I didn’t really know how good it would feel to create things with my hands. Taking a bit of paper and some color to replicate the look and feel of a scene in nature grounds me in the moment. It’s like I’m asking myself, “Are you REALLY paying attention right now?”

When I drive anywhere or sit in a new spot, I tend to look at trees, grass, or even a freshly plowed field and ponder how I’d paint it. How much brown and green would I use? Would I use a dark blue for the shadow? How would I blend in some shades of yellow to show highlights?

That sure feels a lot more constructive than other things I used to do in my free time. … Scroll … Scroll … Tap … Scroll … Scroll … Tap.

Everyone Pays the Same Price to Create

The price of growing in creativity seems to be making terrible stuff at first.

My early writing was terrible. My early art was terrible and has only gotten better in tiny increments.

In the moment, it is kind of humiliating. I remember wondering if it was even worth it, doubting myself and worrying that I was just making myself feel worse!

I’m glad I stuck with it. I kept experimenting and just settled on the kind of creative projects that drew me in and spoke to me.

Even if you won’t see my art in a gallery, I have a new creative practice where I feel somewhat at home. This is my space where I can safely make stuff, even if there surely are plenty of people in the world making better art.

Comparison is a creativity killer.

While painting on the beach with my family last week, a woman walked by with her family and noticed my work in progress. She suddenly exclaimed, “Oh, beautiful!”

I wasn’t super impressed with my work right at that moment, so her comment really jarred me. It mattered to her right then that I was capturing the scene in front of us, and that meant a lot to me.

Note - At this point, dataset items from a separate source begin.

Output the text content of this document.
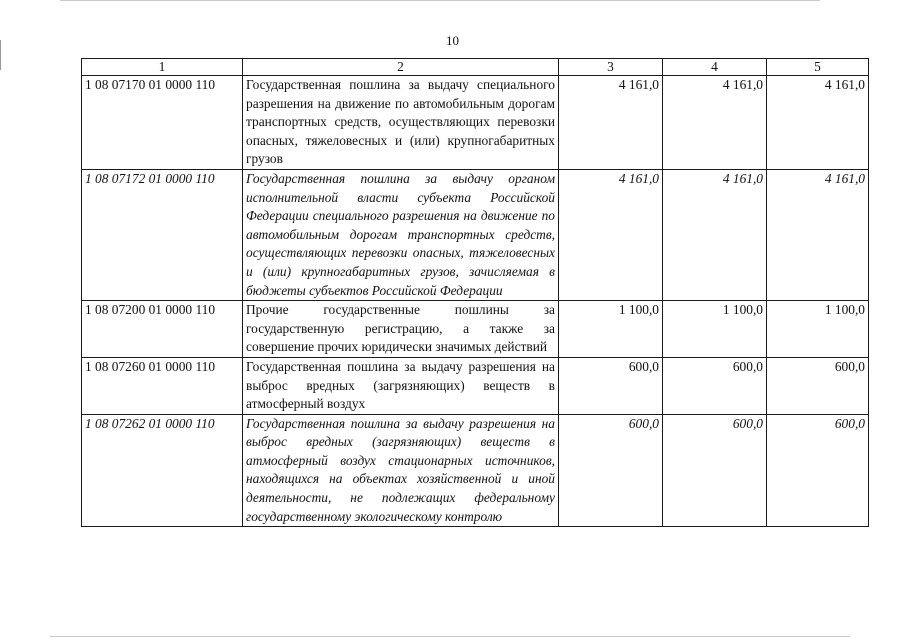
10
1	2	3	4	5
1 08 07170 01 0000 110	Государственная пошлина за выдачу специального разрешения на движение по автомобильным дорогам транспортных средств, осуществляющих перевозки опасных, тяжеловесных и (или) крупногабаритных грузов	4 161,0	4 161,0	4 161,0
1 08 07172 01 0000 110	Государственная пошлина за выдачу органом исполнительной власти субъекта Российской Федерации специального разрешения на движение по автомобильным дорогам транспортных средств, осуществляющих перевозки опасных, тяжеловесных и (или) крупногабаритных грузов, зачисляемая в бюджеты субъектов Российской Федерации	4 161,0	4 161,0	4 161,0
1 08 07200 01 0000 110	Прочие государственные пошлины за государственную регистрацию, а также за совершение прочих юридически значимых действий	1 100,0	1 100,0	1 100,0
1 08 07260 01 0000 110	Государственная пошлина за выдачу разрешения на выброс вредных (загрязняющих) веществ в атмосферный воздух	600,0	600,0	600,0
1 08 07262 01 0000 110	Государственная пошлина за выдачу разрешения на выброс вредных (загрязняющих) веществ в атмосферный воздух стационарных источников, находящихся на объектах хозяйственной и иной деятельности, не подлежащих федеральному государственному экологическому контролю	600,0	600,0	600,0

Even more importantly, I heard her conversation as she walked away, “I’ve always wanted to learn how to paint.”

I thought about going over to her and saying, “You know, there are plenty of tutorials on YouTube. There’s no reason why you can’t start tomorrow.”

I didn’t want to be awkward and sound like some sage because I’m just a guy messing around with some oil pastels, so I stayed put.

Also? Introvert.

But I can imagine what she would say because I’ve heard it plenty.

“Oh, if I tried that, my art would be terrible.”

I can also imagine myself replying, “Well yeah. My stuff was really terrible at first, but I did get better. And it got a lot more fun when I got better.”

Making terrible stuff is not a lot of fun, but I’m so grateful that I stuck with it.

I’m sure there are some people who can pick up artistic stuff faster than others. Yet, almost all of us are held back by the fear of making something terrible.

I made terrible stuff. It felt pretty bad. But then I learned some more, practiced, and now I really, really enjoy my creative work. On the other side of that day in the cafe with my charcoal pencils, the terrible stuff was well worth it.

And if you ever ask to see my terrible stuff, I guarantee you that I’ll just laugh awkwardly and ask what in the world you could be talking about.